C’est ce côté performatif du droit, de dire quelque chose qui va avoir un effet dans la réalité.

Et le but, c’est de faire ressortir ça pour le lecteur, pour que lui ait cette impression d’avoir ce pouvoir du droit. Tout c’était très inconscient de ma part. C’est une analyse juridique, mais aussi une analyse militante. Il ne faut pas se voiler la face par rapport à ça.

Quelles lignes directrices avais-tu sur la structure du texte ? Quels éléments as-tu employés (exemples : par exemple, introduction) ?

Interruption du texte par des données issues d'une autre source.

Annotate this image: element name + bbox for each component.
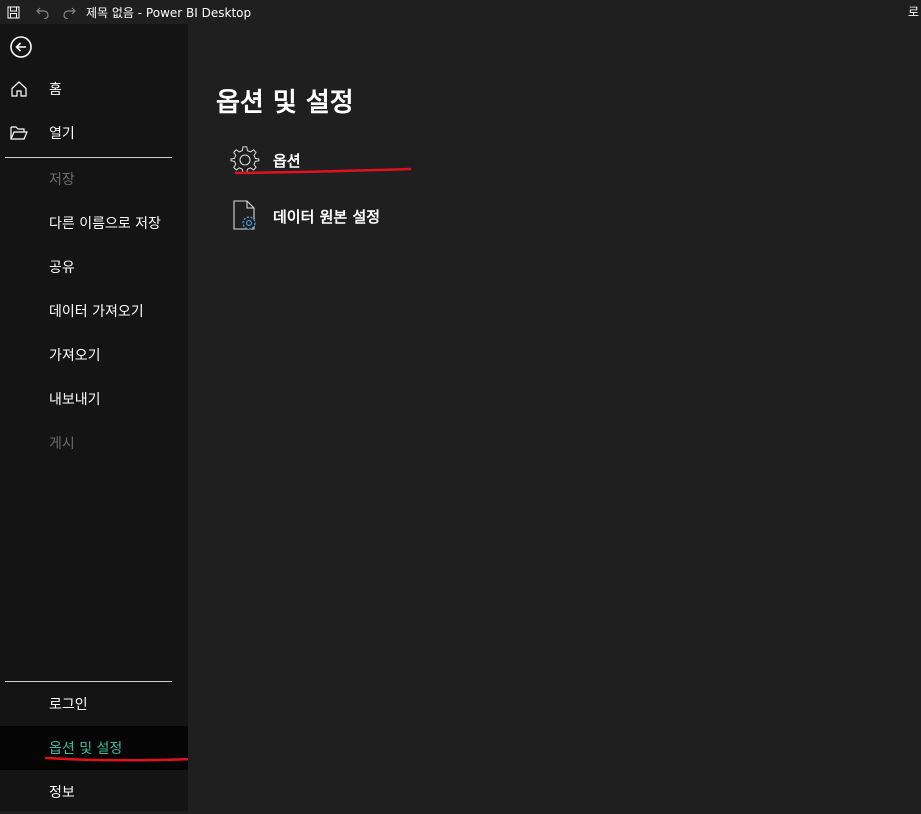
nav-item-get-data[interactable]: 데이터 가져오기 [0,289,188,333]
nav-item-save-as[interactable]: 다른 이름으로 저장 [0,201,188,245]
nav-item-about[interactable]: 정보 [0,770,188,814]
nav-item-open[interactable]: 열기 [0,111,188,155]
title-bar: 제목 없음 - Power BI Desktop 로 [0,0,921,24]
nav-item-sign-in[interactable]: 로그인 [0,682,188,726]
annotation-underline [234,167,412,175]
redo-icon[interactable] [62,5,76,19]
document-settings-icon [228,199,262,233]
nav-item-options-and-settings[interactable]: 옵션 및 설정 [0,726,188,770]
nav-item-label: 다른 이름으로 저장 [49,216,161,232]
save-icon[interactable] [6,5,20,19]
nav-item-label: 데이터 가져오기 [49,304,144,320]
folder-open-icon [10,124,28,142]
page-title: 옵션 및 설정 [216,88,354,118]
nav-item-label: 게시 [49,436,75,452]
nav-item-publish: 게시 [0,421,188,465]
data-source-settings-link[interactable]: 데이터 원본 설정 [228,198,380,234]
backstage-sidebar: 홈 열기 저장 다른 이름으로 저장 공유 데이터 가져오기 가져오기 내보내기… [0,24,188,811]
home-icon [10,80,28,98]
nav-item-save: 저장 [0,157,188,201]
nav-item-label: 공유 [49,260,75,276]
nav-item-share[interactable]: 공유 [0,245,188,289]
main-pane: 옵션 및 설정 옵션 데이터 원본 설정 [188,24,921,811]
nav-item-label: 가져오기 [49,348,101,364]
data-source-settings-label: 데이터 원본 설정 [273,207,381,226]
nav-item-home[interactable]: 홈 [0,67,188,111]
nav-item-label: 정보 [49,785,75,801]
nav-item-import[interactable]: 가져오기 [0,333,188,377]
title-bar-right-text: 로 [907,5,919,19]
nav-item-label: 열기 [49,126,75,142]
nav-item-export[interactable]: 내보내기 [0,377,188,421]
annotation-underline [44,756,194,762]
window-title: 제목 없음 - Power BI Desktop [86,5,252,20]
nav-item-label: 로그인 [49,697,88,713]
nav-item-label: 내보내기 [49,392,101,408]
nav-item-label: 저장 [49,172,75,188]
back-arrow-icon [9,35,33,63]
undo-icon[interactable] [36,5,50,19]
back-button[interactable] [9,35,33,63]
nav-item-label: 홈 [49,82,62,98]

— Avant de commencer à écrire, je faisais vraiment un travail d’analyse de chaque article pour savoir quels sont les points à faire ressortir. Car quand tu lis un article, le but est de faire ressortir la lecture conjointe de plusieurs paragraphes, un fil rouge, et de ne pas décrire paragraphe par paragraphe. Donc je n’ai pas toujours suivi l’ordre des articles. Il fallait trouver les lignes de fond, synthétiser les fondements. Par exemple pour la terre, c’est d’abord l’accès et puis la sécurisation qui comptent.

Y avait-il d’autres critères ou aspects que tu as pris en considération pendant la rédaction ?

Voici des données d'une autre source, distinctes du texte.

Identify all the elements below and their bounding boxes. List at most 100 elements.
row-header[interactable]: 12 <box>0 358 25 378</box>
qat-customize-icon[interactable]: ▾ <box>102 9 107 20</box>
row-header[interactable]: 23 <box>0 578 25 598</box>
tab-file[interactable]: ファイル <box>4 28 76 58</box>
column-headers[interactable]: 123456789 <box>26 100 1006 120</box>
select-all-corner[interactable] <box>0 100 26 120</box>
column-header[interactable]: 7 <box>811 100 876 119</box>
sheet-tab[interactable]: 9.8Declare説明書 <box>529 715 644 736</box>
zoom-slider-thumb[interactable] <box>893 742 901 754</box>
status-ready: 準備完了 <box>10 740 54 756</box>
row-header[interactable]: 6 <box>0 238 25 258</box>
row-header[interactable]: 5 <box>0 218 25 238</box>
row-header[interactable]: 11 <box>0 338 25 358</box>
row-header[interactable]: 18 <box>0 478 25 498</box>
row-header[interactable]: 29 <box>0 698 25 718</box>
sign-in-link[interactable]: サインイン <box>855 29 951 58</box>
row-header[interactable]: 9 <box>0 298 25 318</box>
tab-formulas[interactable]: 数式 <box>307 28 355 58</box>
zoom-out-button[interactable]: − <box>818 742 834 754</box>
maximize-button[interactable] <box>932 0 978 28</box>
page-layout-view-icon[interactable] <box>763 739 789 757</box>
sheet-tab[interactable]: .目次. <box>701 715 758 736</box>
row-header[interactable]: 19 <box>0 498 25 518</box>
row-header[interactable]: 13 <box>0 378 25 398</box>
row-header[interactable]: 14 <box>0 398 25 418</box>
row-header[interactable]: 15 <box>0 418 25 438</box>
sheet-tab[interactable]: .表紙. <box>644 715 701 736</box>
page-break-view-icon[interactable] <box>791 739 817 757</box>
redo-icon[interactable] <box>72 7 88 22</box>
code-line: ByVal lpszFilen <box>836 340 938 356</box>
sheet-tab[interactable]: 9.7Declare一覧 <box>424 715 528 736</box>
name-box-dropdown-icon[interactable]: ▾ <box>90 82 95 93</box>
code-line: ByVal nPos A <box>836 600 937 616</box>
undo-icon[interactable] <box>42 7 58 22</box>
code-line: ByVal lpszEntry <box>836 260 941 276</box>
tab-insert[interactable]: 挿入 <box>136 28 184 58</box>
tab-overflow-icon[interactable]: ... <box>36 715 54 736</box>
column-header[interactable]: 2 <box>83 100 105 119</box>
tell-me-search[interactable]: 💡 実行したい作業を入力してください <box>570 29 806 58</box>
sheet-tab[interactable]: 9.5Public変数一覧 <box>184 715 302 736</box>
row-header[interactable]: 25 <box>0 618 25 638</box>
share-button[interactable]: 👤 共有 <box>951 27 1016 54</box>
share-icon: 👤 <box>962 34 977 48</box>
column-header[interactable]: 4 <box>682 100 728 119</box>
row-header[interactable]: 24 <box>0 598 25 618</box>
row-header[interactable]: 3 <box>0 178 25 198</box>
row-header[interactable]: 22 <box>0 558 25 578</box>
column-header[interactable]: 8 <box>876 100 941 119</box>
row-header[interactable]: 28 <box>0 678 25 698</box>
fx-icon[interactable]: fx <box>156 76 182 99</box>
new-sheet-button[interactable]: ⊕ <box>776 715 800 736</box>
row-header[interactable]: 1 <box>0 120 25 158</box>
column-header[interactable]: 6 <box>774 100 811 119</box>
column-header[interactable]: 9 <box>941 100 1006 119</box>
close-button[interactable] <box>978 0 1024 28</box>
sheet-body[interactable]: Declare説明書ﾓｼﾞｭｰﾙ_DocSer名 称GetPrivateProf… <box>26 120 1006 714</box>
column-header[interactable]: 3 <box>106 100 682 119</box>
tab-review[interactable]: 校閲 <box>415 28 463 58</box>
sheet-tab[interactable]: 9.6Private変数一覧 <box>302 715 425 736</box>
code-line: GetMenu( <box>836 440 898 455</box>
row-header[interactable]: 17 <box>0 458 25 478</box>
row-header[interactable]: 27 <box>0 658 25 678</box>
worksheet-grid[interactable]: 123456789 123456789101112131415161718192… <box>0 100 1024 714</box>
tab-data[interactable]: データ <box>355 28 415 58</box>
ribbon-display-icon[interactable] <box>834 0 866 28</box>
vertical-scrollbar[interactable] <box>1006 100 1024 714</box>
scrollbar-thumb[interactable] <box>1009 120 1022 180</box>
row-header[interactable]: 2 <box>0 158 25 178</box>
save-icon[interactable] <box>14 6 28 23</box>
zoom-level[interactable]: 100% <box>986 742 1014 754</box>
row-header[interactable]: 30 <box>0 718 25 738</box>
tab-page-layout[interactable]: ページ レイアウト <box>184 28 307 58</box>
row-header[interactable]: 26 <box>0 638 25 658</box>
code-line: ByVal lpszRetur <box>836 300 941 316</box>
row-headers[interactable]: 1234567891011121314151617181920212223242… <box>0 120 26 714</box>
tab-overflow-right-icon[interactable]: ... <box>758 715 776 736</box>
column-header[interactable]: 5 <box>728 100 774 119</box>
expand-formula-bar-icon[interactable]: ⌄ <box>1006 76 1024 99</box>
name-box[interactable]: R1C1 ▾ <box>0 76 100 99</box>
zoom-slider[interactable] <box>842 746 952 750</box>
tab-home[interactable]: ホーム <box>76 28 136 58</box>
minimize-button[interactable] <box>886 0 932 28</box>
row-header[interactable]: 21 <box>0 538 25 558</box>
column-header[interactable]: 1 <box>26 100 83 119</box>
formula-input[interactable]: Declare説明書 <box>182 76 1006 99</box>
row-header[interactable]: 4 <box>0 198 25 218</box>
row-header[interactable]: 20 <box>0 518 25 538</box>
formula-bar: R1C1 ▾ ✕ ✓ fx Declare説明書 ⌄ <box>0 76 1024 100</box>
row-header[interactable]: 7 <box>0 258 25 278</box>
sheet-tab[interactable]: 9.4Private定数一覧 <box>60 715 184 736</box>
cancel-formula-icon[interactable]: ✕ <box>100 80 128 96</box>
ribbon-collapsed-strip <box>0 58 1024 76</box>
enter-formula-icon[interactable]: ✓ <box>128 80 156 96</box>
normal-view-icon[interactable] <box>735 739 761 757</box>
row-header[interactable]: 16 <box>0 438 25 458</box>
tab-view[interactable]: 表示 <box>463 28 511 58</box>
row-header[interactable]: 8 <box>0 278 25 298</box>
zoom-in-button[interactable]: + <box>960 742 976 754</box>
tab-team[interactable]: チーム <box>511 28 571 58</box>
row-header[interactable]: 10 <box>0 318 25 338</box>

— Si la déclaration n’est pas appliquée, le texte ne sert à rien. C’est pour ça de mon point de vue que le livre a une certaine ambiguïté. Le livre n’est pas neutre du tout. Il est publié par une organisation qui a pris part dans la négociation et qui a soutenu le projet de La Vía Campesina. Après, en ce qui concerne l’analyse juridique : je ne pense pas qu’il existe des juristes neutres, mais j’ai essayé de maintenir mon analyse juridique aussi neutre que possible. Et même si cette analyse juridique est mise au service d’une cause et écrite pour susciter l’engagement, etc., elle ne reste pas moins correcte. La consigne était de faire une analyse juridique qui soit dans le vrai et qui soit sincère et de la mettre au service de notre but de la deuxième partie du livre, qui est de susciter de l’engagement pour cette

déclaration. Pour la première partie le but était de faire un récit du processus et également de susciter de l’engagement.